Bruno Haible <[email protected]> writes: > Therefore I would now like to actually do it.
Thanks for working on this, it is important!
Maybe I am getting old, but one year seems like a fairly short period of
time. The list would be shortened with the following names if we used
two years:
Daiki Ueno
Dmitry V. Levin
Eric Blake
Siddhesh Poyarekar
So not radically different actually. It would be bad if this excercise
lead to less contributions.
How about using the one-year time frame, but give the person 6 months of
time after an email notifying them about this situation to make another
contribution and thus stay as committer?
> So, the list of people (to notify per mail and to remove from the
> membership list on savannah) are the following:
It would be nice to explain the reason for doing this, so nobody takes
offence.
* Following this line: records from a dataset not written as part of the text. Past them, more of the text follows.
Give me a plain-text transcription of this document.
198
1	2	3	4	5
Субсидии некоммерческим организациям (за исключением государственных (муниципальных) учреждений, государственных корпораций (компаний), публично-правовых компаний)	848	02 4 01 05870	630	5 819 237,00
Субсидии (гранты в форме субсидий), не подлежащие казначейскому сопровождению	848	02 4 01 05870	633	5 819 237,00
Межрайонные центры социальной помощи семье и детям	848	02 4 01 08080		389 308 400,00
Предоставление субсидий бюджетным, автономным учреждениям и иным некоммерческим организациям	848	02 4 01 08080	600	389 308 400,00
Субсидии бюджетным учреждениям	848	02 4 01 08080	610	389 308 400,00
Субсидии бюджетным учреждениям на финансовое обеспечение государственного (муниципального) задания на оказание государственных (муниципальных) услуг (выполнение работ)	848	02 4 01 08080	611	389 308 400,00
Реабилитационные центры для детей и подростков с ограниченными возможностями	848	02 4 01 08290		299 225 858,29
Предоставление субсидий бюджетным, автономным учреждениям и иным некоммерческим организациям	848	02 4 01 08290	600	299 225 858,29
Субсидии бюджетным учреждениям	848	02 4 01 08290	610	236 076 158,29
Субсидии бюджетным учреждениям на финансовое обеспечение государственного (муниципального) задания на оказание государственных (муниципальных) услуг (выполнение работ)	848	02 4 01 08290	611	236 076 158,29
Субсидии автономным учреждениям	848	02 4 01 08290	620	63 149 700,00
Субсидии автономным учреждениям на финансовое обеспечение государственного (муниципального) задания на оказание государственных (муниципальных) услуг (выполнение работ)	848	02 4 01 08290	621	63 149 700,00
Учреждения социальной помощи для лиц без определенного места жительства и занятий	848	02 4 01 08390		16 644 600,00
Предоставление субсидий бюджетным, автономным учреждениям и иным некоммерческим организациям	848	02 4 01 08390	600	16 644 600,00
If I lost write permission to a project without a clear
justification that clearly doing so was for the benefit of the project,
I could feel that it was personal and feel offended. It could be brief,
just a paragraph or two. It could be part of the GNU maintainers
manual, to recommend once every year prune the list of people who have
write access to a project if they didn't use it. Maybe an email would
be a way to get people back into contributing? Having clear policies
helps everyone and usually reduces friction. How about this:
Hi. We have seen that you haven't used your write access to the
gnulib project within one year, and we miss you! To improve
robustness against supply-chain attacks, and thus increase our
trustworthyness, we believe write permissions should be restricted to
those that use it regulary. This is more of a request that you come
back than a good bye! If the write permission has not been used by
you within 6 months, we will remove it -- but as a previous
contributor, re-establishing write permissions should be a smooth
process whenever you are ready to contribute again!